The optimizer works by matching patterns against the intermediate code. A pattern matches against intermediate code when the pattern's match text matches some part of the intermediate code according to the following rules

  1. Each line of match text matches a line of intermediate code. Consecutive lines of match text must match consecutive lines of intermediate code. For example, the pattern text
    m[1] = 0
    m[2] = m[1] + $1
    
    can never match the intermediate code instruction
    m[1] = 0
    
    because the pattern text needs to match two lines of intermediate code, and there's only one line to match.

  2. Non-pattern variable parts of the match text must match exactly - that is, character by character - the intermediate code. For example, the pattern text
    m[m[$1]] = 0
    
    does not match the intermediate-code instruction
    m[1] = 0
    
    because the instruction does not contain a match for the second m[ in the pattern text.

  3. A pattern variable matches all of the corresponding text in the intermediate code; the matched text is said to be bound to the pattern variable.

  4. White space is ignored when matching, as is case. For example, the pattern text
    m[$1] = m[$2] + 0
    
    matches the intermediate code instruction
    m[m[3]]=m[2]+0
    
    binding m[3] to $1 and 2 to $2; the pattern text also matches the intermediate code instruction
    m  [  m  [  3  ]  ]  =  m  [  2  ]  +  0
    
    with the same pattern-variable bindings as before, and the pattern text also matches the intermediate code instruction
    M  [  M  [  3  ]  ]  =  M  [  2  ]  +  0
    
    with the same pattern variable bindings.

  5. Once a pattern variable is bound to matched text, other occurrences of the same pattern variable in the match text must match the same text.
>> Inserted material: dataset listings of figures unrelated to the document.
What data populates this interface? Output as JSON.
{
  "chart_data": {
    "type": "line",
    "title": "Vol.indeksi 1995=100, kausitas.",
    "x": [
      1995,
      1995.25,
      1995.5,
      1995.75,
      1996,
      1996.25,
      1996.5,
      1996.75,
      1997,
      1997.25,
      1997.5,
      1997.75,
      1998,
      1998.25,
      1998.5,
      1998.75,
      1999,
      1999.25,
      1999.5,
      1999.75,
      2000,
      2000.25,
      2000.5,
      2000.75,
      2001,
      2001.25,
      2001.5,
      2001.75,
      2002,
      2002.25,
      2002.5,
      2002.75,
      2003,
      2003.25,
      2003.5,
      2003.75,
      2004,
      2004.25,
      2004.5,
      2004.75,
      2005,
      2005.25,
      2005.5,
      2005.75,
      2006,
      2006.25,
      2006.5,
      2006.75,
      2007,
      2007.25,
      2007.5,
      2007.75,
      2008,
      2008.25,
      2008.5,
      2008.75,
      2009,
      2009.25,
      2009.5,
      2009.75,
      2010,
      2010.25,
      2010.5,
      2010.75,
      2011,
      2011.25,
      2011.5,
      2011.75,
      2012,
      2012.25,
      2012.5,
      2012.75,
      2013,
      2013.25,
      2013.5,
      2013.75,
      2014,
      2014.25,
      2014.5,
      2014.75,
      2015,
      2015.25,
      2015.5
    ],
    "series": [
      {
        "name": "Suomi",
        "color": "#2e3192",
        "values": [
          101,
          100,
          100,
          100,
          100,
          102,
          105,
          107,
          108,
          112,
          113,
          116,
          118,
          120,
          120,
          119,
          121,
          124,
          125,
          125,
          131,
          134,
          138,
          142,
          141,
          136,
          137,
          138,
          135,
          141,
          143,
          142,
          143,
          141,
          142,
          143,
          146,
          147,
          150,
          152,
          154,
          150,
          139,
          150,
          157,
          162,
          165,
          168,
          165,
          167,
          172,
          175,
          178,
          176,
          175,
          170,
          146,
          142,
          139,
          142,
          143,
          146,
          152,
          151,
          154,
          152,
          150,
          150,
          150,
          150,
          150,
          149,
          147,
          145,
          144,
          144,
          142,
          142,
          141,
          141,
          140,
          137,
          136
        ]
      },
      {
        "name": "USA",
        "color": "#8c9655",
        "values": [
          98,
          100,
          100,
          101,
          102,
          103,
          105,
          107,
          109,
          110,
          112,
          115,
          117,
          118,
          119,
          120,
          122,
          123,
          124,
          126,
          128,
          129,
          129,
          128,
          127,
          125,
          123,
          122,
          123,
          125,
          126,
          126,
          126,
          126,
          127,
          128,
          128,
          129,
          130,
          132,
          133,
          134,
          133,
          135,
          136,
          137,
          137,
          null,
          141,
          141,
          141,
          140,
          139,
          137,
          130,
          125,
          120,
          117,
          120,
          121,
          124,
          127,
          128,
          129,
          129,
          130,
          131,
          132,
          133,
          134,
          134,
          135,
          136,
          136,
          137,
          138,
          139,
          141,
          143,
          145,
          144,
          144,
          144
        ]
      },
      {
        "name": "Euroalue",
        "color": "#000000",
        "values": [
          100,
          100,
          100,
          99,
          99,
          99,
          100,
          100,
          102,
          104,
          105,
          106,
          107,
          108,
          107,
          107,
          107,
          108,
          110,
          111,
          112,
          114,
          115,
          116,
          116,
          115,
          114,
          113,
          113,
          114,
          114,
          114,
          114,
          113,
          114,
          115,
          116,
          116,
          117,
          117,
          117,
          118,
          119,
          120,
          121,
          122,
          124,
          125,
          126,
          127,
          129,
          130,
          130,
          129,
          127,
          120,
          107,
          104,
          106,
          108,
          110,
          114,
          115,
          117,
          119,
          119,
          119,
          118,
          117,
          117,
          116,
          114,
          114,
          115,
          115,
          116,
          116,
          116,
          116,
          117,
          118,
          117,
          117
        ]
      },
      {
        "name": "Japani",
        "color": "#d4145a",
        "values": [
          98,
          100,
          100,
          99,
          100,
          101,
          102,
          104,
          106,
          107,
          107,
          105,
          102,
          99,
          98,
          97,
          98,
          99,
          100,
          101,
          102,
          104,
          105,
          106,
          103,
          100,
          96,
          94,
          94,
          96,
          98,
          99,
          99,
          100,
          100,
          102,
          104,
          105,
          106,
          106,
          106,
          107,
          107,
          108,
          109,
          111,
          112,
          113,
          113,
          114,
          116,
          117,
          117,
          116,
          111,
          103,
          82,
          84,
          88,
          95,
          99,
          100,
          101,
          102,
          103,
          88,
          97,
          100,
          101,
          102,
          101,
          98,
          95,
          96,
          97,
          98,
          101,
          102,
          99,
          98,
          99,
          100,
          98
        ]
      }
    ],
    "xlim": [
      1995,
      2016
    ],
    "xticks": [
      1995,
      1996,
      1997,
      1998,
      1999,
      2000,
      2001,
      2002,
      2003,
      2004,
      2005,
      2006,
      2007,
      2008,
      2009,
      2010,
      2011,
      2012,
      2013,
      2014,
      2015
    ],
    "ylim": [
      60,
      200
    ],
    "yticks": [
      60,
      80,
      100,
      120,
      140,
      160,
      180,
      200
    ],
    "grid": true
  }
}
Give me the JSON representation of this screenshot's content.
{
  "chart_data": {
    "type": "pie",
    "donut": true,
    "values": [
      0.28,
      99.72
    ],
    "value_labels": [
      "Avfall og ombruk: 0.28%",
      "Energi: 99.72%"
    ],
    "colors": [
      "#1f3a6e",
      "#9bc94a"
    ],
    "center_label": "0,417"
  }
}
When a pattern is matched, the optimizer deletes the intermediate instructions matched by the pattern and inserts the pattern's match text with the pattern variables in the replacement text replaced with their bound text. For example, the pattern

$1 = $2 + 0
->
$1 = $2
matches the intermediate code
m[1]=m[3]+0
with the pattern variable $1 bound to m[1] and $2 bound to m[3]. Matched intermediate code is deleted and the matched text
m[1]=m[3]
is inserted in its place.

The optimizer repeatedly applies all patterns to all the intermediate code and stops when it can find no more matches.

Optimizer Operation

Your optimizer should accept the name of a pattern file on the command line and then read intermediate code from std-in; optimized intermediate code should be written to std-out. Only those patterns given in the pattern file should be applied to the intermediate code.

You can find example pattern files in /export/opt/cs-509/pa3.


This page last modified on 13 February 2001.